First articulated by Levine [], the idea of the explanatory gap is that no matter how much we learn about the functioning of the brain and how that connects with behaviour, there is still no explanation of why particular experiences feel the way they do, and not in some other way. Moreover, although we can consider science leading to a greater and greater knowledge and understanding of physical Nature, there is no handle on how that new knowledge could lead to an answer to the “hard problem” of phenomenal consciousness.

This gap is specific to phenomenal consciousness. In other areas of science, reductions do not lead to such a puzzle. So the reduction of temperature to mean kinetic energy does not prompt the question, “why” does mean kinetic energy yield temperature. Such an explanation is readily available. So this implies that there is something different about phenomenal consciousness compared with other things.
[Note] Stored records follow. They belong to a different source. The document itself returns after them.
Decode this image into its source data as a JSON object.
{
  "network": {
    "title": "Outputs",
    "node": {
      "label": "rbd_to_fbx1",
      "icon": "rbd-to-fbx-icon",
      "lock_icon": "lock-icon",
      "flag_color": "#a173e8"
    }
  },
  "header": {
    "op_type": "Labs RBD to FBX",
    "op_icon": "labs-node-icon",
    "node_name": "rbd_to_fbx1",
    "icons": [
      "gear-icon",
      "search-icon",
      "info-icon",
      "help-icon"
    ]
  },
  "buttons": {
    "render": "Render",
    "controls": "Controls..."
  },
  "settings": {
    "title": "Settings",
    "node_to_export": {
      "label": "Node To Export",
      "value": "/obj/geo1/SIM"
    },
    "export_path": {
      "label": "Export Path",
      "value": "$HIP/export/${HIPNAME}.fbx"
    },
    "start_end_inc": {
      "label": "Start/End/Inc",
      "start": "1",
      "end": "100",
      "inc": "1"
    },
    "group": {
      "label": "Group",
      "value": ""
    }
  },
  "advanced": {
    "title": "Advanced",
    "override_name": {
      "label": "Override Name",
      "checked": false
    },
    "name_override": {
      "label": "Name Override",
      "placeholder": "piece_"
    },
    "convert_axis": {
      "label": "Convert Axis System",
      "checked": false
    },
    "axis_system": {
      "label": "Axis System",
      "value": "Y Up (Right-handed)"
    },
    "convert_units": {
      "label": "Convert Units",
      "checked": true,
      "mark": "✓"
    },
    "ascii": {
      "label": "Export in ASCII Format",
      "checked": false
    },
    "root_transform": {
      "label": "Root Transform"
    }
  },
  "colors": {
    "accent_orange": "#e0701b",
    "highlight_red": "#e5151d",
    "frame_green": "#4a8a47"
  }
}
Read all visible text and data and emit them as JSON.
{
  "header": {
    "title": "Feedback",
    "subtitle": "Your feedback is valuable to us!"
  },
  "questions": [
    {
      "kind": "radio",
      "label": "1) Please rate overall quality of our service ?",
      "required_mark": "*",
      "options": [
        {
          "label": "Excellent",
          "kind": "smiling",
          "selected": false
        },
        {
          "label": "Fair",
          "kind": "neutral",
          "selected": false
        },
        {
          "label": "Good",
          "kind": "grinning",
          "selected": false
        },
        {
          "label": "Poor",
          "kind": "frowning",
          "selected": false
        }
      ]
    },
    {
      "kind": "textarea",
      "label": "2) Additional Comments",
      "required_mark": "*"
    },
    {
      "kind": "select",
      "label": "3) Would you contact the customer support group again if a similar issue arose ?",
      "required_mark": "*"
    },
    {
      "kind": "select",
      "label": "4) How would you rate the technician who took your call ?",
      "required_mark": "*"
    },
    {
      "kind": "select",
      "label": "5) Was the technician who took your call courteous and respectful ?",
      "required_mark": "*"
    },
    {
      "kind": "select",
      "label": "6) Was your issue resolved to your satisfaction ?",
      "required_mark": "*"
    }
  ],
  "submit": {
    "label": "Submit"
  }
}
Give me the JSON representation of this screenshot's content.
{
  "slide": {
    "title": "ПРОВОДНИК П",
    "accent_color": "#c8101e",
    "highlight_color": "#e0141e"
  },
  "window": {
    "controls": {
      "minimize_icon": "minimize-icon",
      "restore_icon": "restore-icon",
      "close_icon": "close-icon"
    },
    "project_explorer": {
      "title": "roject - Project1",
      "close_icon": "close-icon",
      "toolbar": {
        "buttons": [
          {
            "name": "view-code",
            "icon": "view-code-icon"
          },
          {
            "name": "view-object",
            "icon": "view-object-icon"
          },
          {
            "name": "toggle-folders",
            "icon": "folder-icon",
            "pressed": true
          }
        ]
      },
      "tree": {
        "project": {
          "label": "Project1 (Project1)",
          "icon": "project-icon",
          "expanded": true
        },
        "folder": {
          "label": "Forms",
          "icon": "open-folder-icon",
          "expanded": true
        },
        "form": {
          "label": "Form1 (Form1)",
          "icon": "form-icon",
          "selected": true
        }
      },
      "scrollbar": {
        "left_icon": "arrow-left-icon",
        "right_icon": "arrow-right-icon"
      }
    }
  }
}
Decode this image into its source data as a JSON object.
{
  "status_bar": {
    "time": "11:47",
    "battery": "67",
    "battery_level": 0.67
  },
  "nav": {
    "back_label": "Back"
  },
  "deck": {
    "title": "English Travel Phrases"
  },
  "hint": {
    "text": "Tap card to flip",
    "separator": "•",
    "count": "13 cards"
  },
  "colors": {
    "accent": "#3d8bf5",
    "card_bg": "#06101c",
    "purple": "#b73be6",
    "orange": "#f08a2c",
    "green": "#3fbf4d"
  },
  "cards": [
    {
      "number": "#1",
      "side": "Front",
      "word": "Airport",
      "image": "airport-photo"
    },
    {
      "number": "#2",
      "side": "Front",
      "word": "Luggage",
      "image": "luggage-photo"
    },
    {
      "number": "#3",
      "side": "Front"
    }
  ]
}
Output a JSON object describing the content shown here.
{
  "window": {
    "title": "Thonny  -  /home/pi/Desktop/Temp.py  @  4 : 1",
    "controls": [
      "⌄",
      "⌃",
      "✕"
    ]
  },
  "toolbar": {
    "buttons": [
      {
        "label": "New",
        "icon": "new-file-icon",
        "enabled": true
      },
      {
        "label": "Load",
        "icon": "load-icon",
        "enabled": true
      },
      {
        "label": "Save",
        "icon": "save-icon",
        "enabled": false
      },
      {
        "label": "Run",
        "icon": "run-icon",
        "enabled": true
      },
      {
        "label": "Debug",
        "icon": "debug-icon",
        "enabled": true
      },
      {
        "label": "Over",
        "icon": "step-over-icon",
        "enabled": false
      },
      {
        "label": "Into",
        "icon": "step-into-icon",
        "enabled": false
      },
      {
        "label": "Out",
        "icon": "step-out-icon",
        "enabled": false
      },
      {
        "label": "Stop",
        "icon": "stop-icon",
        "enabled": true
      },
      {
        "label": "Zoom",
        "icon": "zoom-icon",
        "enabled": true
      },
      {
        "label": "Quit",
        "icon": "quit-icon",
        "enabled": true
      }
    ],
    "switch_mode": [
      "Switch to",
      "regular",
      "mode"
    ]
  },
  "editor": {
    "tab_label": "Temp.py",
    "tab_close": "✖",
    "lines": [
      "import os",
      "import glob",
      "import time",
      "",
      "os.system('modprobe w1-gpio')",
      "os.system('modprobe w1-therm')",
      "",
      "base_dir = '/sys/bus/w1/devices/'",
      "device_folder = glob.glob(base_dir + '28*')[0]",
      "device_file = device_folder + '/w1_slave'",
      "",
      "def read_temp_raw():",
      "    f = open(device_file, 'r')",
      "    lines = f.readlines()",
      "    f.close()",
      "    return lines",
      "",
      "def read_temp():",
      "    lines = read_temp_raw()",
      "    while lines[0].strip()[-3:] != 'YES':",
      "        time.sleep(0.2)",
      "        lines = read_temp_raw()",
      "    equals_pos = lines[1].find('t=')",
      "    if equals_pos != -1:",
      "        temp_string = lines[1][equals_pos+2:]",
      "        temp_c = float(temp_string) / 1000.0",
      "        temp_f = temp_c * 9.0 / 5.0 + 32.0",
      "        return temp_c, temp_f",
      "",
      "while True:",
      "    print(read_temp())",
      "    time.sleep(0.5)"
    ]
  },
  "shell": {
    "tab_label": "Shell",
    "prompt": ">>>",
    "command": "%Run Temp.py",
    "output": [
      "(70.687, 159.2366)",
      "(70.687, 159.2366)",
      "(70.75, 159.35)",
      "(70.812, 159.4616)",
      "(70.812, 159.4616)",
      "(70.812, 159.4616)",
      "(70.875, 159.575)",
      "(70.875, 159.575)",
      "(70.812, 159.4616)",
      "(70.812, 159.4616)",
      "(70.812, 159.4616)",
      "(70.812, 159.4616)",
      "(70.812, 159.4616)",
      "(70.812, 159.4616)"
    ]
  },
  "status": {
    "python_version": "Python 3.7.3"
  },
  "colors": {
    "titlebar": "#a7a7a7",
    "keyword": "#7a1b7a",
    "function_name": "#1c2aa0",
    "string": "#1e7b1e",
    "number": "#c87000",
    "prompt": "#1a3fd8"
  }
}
Papineau [] attempts to answer this difficulty by comparing the situation with one person having two names. For instance, nobody can say why Mark Twain is the same as Samuel Clemens. However, the two cases can be considered as disanalogous, as Papineau acknowledges. Nevertheless he maintains that the argument stands and it is only an instinct of distinctiveness which makes people reluctant to accept that. He then proceeds to dispense with the term “explanatory” thus completely missing the point.

“If we are not thinking of pain as something with certain physical causes and effects, but as something that feels a certain way, then we find ourselves quite unable to offer any explanation of why brains yield pains.”

Some believe that this is simply a gap in our understanding of Nature, others believe that it represents a gap in Nature itself, and therefore that there is more to Nature than the physical.